Winter is the most distinctive season for the Arctic as it also lasts considerably longer than the summer. Yet, the winter months are particular understudied even though they are expected to change the most in terms of climate with increasing temperatures and precipitation. Climate warming can contrastingly affect respiration rates across northern biomes due to the crucial importance of snow cover: Increasing winter precipitation results in soil warming in the arctic. Warmer soils in winter (e.g., through a thicker snow cover due to more precipitation) likely increase activity and amount of decomposers leading to increased respiration rates compared to soils with reduced snow cover depth. Midwinter snowmelt events, on the other hand, can induce more severe soil frost in arctic ecosystems. Reduced snow cover in winter or late snow fall in autumn rather inhibit decomposers and respiration as a result of less insulation and, therefore, lower soil temperatures.

In this project, we will investigate how snow manipulations during the winter months affect the ecosystem’s respiration over the seasons.

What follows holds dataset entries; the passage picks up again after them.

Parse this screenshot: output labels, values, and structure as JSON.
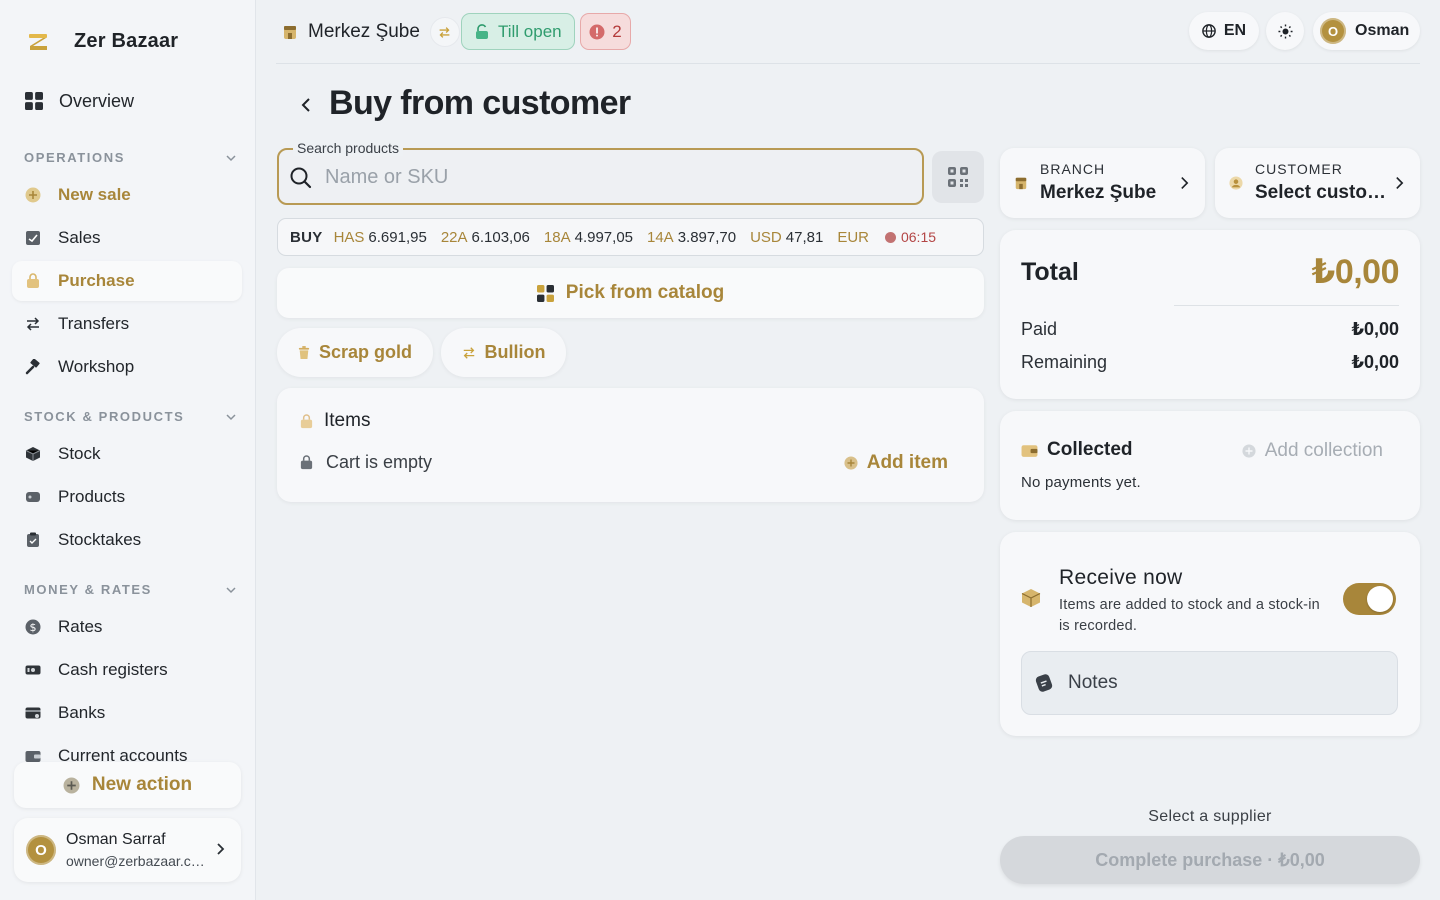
{
  "brand": {
    "name": "Zer Bazaar"
  },
  "sidebar": {
    "overview": "Overview",
    "sections": [
      {
        "title": "OPERATIONS",
        "items": [
          {
            "label": "New sale",
            "icon": "plus-circle-icon"
          },
          {
            "label": "Sales",
            "icon": "receipt-icon"
          },
          {
            "label": "Purchase",
            "icon": "bag-icon"
          },
          {
            "label": "Transfers",
            "icon": "swap-icon"
          },
          {
            "label": "Workshop",
            "icon": "hammer-icon"
          }
        ]
      },
      {
        "title": "STOCK & PRODUCTS",
        "items": [
          {
            "label": "Stock",
            "icon": "cube-icon"
          },
          {
            "label": "Products",
            "icon": "tag-icon"
          },
          {
            "label": "Stocktakes",
            "icon": "clipboard-icon"
          }
        ]
      },
      {
        "title": "MONEY & RATES",
        "items": [
          {
            "label": "Rates",
            "icon": "dollar-icon"
          },
          {
            "label": "Cash registers",
            "icon": "banknote-icon"
          },
          {
            "label": "Banks",
            "icon": "bank-icon"
          },
          {
            "label": "Current accounts",
            "icon": "wallet-icon"
          }
        ]
      }
    ],
    "new_action": "New action",
    "user": {
      "initial": "O",
      "name": "Osman Sarraf",
      "email": "owner@zerbazaar.com"
    }
  },
  "topbar": {
    "branch": "Merkez Şube",
    "till": "Till open",
    "alerts": "2",
    "lang": "EN",
    "user_initial": "O",
    "user_name": "Osman"
  },
  "page": {
    "title": "Buy from customer",
    "search": {
      "legend": "Search products",
      "placeholder": "Name or SKU"
    },
    "rates": {
      "label": "BUY",
      "items": [
        {
          "code": "HAS",
          "value": "6.691,95"
        },
        {
          "code": "22A",
          "value": "6.103,06"
        },
        {
          "code": "18A",
          "value": "4.997,05"
        },
        {
          "code": "14A",
          "value": "3.897,70"
        },
        {
          "code": "USD",
          "value": "47,81"
        },
        {
          "code": "EUR",
          "value": ""
        }
      ],
      "time": "06:15"
    },
    "pick_catalog": "Pick from catalog",
    "scrap_gold": "Scrap gold",
    "bullion": "Bullion",
    "items": {
      "title": "Items",
      "empty": "Cart is empty",
      "add": "Add item"
    }
  },
  "summary": {
    "branch": {
      "label": "BRANCH",
      "value": "Merkez Şube"
    },
    "customer": {
      "label": "CUSTOMER",
      "value": "Select customer"
    },
    "total": {
      "label": "Total",
      "value": "₺0,00"
    },
    "paid": {
      "label": "Paid",
      "value": "₺0,00"
    },
    "remaining": {
      "label": "Remaining",
      "value": "₺0,00"
    },
    "collected": {
      "title": "Collected",
      "add": "Add collection",
      "empty": "No payments yet."
    },
    "receive": {
      "title": "Receive now",
      "desc": "Items are added to stock and a stock-in is recorded.",
      "enabled": true
    },
    "notes": "Notes",
    "hint": "Select a supplier",
    "complete": "Complete purchase · ₺0,00"
  },
  "colors": {
    "accent": "#a8863a",
    "success": "#2f9c6e",
    "danger": "#b43b3b"
  }
}
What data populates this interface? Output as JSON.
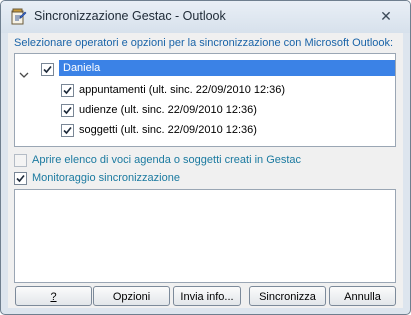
{
  "window": {
    "title": "Sincronizzazione Gestac - Outlook"
  },
  "instruction": "Selezionare operatori e opzioni per la sincronizzazione con Microsoft Outlook:",
  "tree": {
    "operator": {
      "label": "Daniela",
      "checked": true,
      "expanded": true
    },
    "items": [
      {
        "label": "appuntamenti (ult. sinc. 22/09/2010 12:36)",
        "checked": true
      },
      {
        "label": "udienze (ult. sinc. 22/09/2010 12:36)",
        "checked": true
      },
      {
        "label": "soggetti (ult. sinc. 22/09/2010 12:36)",
        "checked": true
      }
    ]
  },
  "options": [
    {
      "label": "Aprire elenco di voci agenda o soggetti creati in Gestac",
      "checked": false,
      "enabled": false
    },
    {
      "label": "Monitoraggio sincronizzazione",
      "checked": true,
      "enabled": true
    }
  ],
  "buttons": {
    "help": "?",
    "options": "Opzioni",
    "send_info": "Invia info...",
    "sync": "Sincronizza",
    "cancel": "Annulla"
  },
  "colors": {
    "selection": "#3b82e6",
    "accent_text": "#1a64a8",
    "option_text": "#1b7aa0"
  },
  "icons": {
    "app": "gestac-app-icon",
    "close": "close-icon"
  }
}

Methane Dynamics in a warming arctic

led by Jan Dietrich from Umeå University & Mats Björkmann from University of Gothenburg

Possible changes of net methane fluxes in differenct ecosystem (Mats Björkmann)

Climate change in warming is supposed to alter the methane cycle in the arctic tundra. Methane is more potent as carbon dioxide as a green house gas, however stays only a limited amount of time in the athmosphere. The effects of climate change on methane fluxes in Arctic ecosystems can be simulated by passive warming experiments. However, the impact of warming on the arctic methane cycle are largly heterogenous. Escpecially the spatial extent of wet and dry ecosystems are not fully taken into account when summarising the arctic methane balance. In this study, we attempt to quantify the effects of passive warming experiments on net methane fluxes in the arctic tundra and identify critical influencing factors. We examine how the balance between methanoxidation and methanogenesis in the arctic tundra is altered by climate warming.

WrPMIP

by Christina Schäfer from the Woodwell Climate Research Center, and Ted Schuur and Jon Wells from Northern Arizona University

https://warmingpermafrost.nau.edu/

Capturing permafrost carbon dynamics in process-based Earth System Models is crucial for accurately projecting the magnitude and timing of permafrost carbon emissions and thus the rate of global climate change. While numerous experimental and modeling efforts are improving understanding of the magnitude and underlying mechanisms of permafrost carbon dynamics, there is a disconnect between experimental and modeling approaches and large uncertainties remain. Manipulative field-based experiments provide an opportunity to inform long-term projections about the magnitude and underlying mechanisms of permafrost carbon dynamics in a changing Arctic.

In this project, we will perform multi-model simulations at the regional and site-level scale that align with experimental perturbations (open top chambers, snow fence experiments) to a) assess coherence among models, b) evaluate model performance against data, and c) inform future measurements.